Nachdenken übers Theater: "Ein Ort der Erinnerung, wie es ist, lebendig zu sein"

von Michael Weiser

Wie erreicht die Bühne noch ein Publikum, und wenn ja, welches? Gedanken über eine nicht immer spannungsfreie Wechselbeziehung machten sich Bühnenprofis und die treuesten der treuen Zuschauer bei der Bundestagung der Theatergemeinden im Münchner Künstlerhaus. Motto: „Sehen und gesehen werden – das Theater und sein Publikum". Ein Diskurs mit gerade zu schon philosophischen und medienkritischen Untertönen.

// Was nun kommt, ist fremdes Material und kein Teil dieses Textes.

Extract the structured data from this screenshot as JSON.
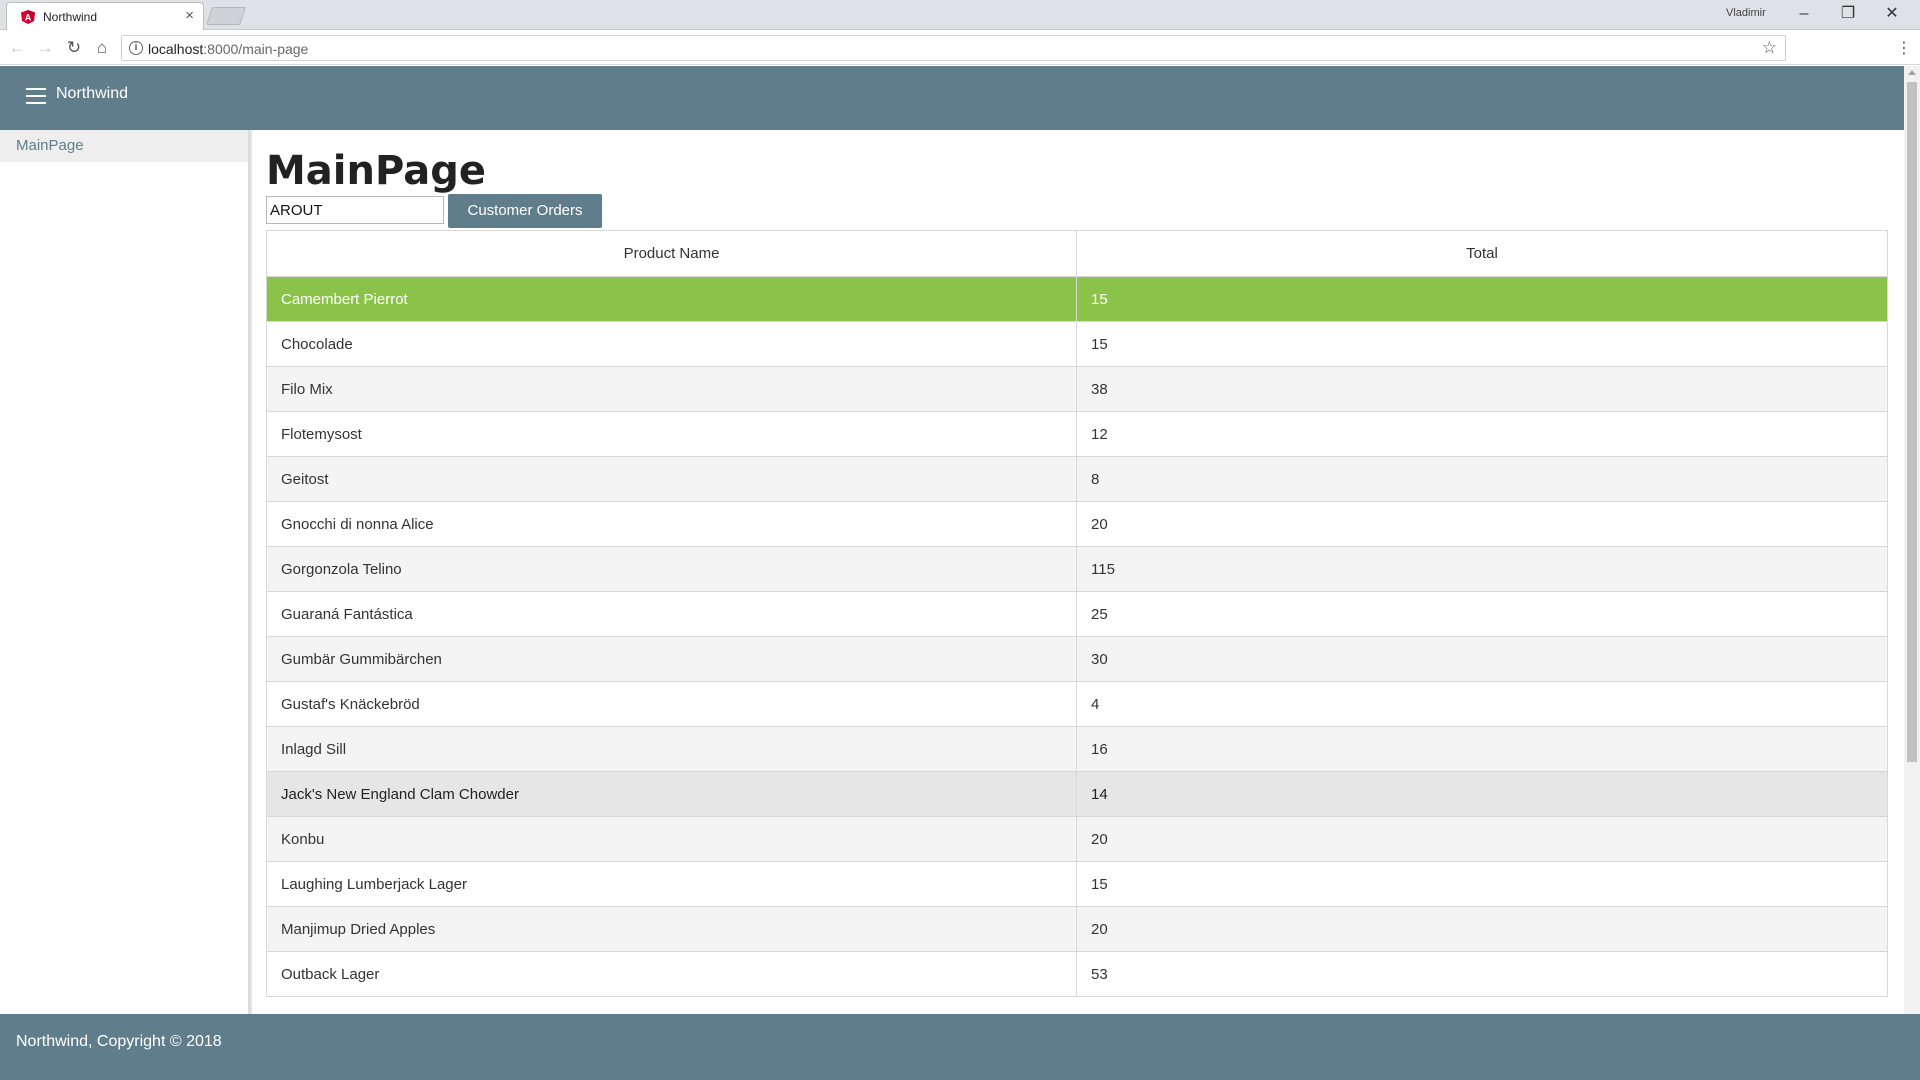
{
  "browser": {
    "tab_title": "Northwind",
    "tab_close": "×",
    "user": "Vladimir",
    "window_controls": {
      "minimize": "–",
      "restore": "❐",
      "close": "✕"
    },
    "url_host": "localhost",
    "url_path": ":8000/main-page",
    "nav": {
      "back": "←",
      "forward": "→",
      "reload": "↻",
      "home": "⌂"
    },
    "info_glyph": "i",
    "star_glyph": "☆",
    "menu_glyph": "⋮"
  },
  "header": {
    "brand": "Northwind"
  },
  "sidebar": {
    "items": [
      {
        "label": "MainPage"
      }
    ]
  },
  "main": {
    "title": "MainPage",
    "customer_input": {
      "value": "AROUT"
    },
    "orders_button": "Customer Orders",
    "table": {
      "columns": [
        "Product Name",
        "Total"
      ],
      "rows": [
        {
          "product": "Camembert Pierrot",
          "total": "15"
        },
        {
          "product": "Chocolade",
          "total": "15"
        },
        {
          "product": "Filo Mix",
          "total": "38"
        },
        {
          "product": "Flotemysost",
          "total": "12"
        },
        {
          "product": "Geitost",
          "total": "8"
        },
        {
          "product": "Gnocchi di nonna Alice",
          "total": "20"
        },
        {
          "product": "Gorgonzola Telino",
          "total": "115"
        },
        {
          "product": "Guaraná Fantástica",
          "total": "25"
        },
        {
          "product": "Gumbär Gummibärchen",
          "total": "30"
        },
        {
          "product": "Gustaf's Knäckebröd",
          "total": "4"
        },
        {
          "product": "Inlagd Sill",
          "total": "16"
        },
        {
          "product": "Jack's New England Clam Chowder",
          "total": "14"
        },
        {
          "product": "Konbu",
          "total": "20"
        },
        {
          "product": "Laughing Lumberjack Lager",
          "total": "15"
        },
        {
          "product": "Manjimup Dried Apples",
          "total": "20"
        },
        {
          "product": "Outback Lager",
          "total": "53"
        }
      ]
    }
  },
  "footer": {
    "text": "Northwind, Copyright © 2018"
  },
  "colors": {
    "primary": "#607d8b",
    "selected_row": "#8bc34a",
    "odd_row": "#f4f4f4"
  }
}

Eigentlich sieht's doch ganz gut aus. Streit und Trubel über das Regietheater und hochfahrende Regisseure sind – bei den Zuschauern - einer gesunden Selbstverständlichkeit und bei den Theatermachern einer verstärkten Rückbesinnung auf Text und Handwerk gewichen. Und Theater stehen, den reinen Zahlen nach zu urteilen, in der Publikumsgunst so gut da wie schon lange nicht mehr. In so einem Maße waren die Häuser in den vergangenen 25 Jahren selten mit Publikum gefüllt oder „ausgelastet", wie Intendanten gerne mit Blick zum Wirtschaftsprüfer sagen. Häuser wie Augsburg oder beispielsweise das Münchner Volkstheater zählen auch in durchschnittlichen Monaten 90 Prozent und mehr.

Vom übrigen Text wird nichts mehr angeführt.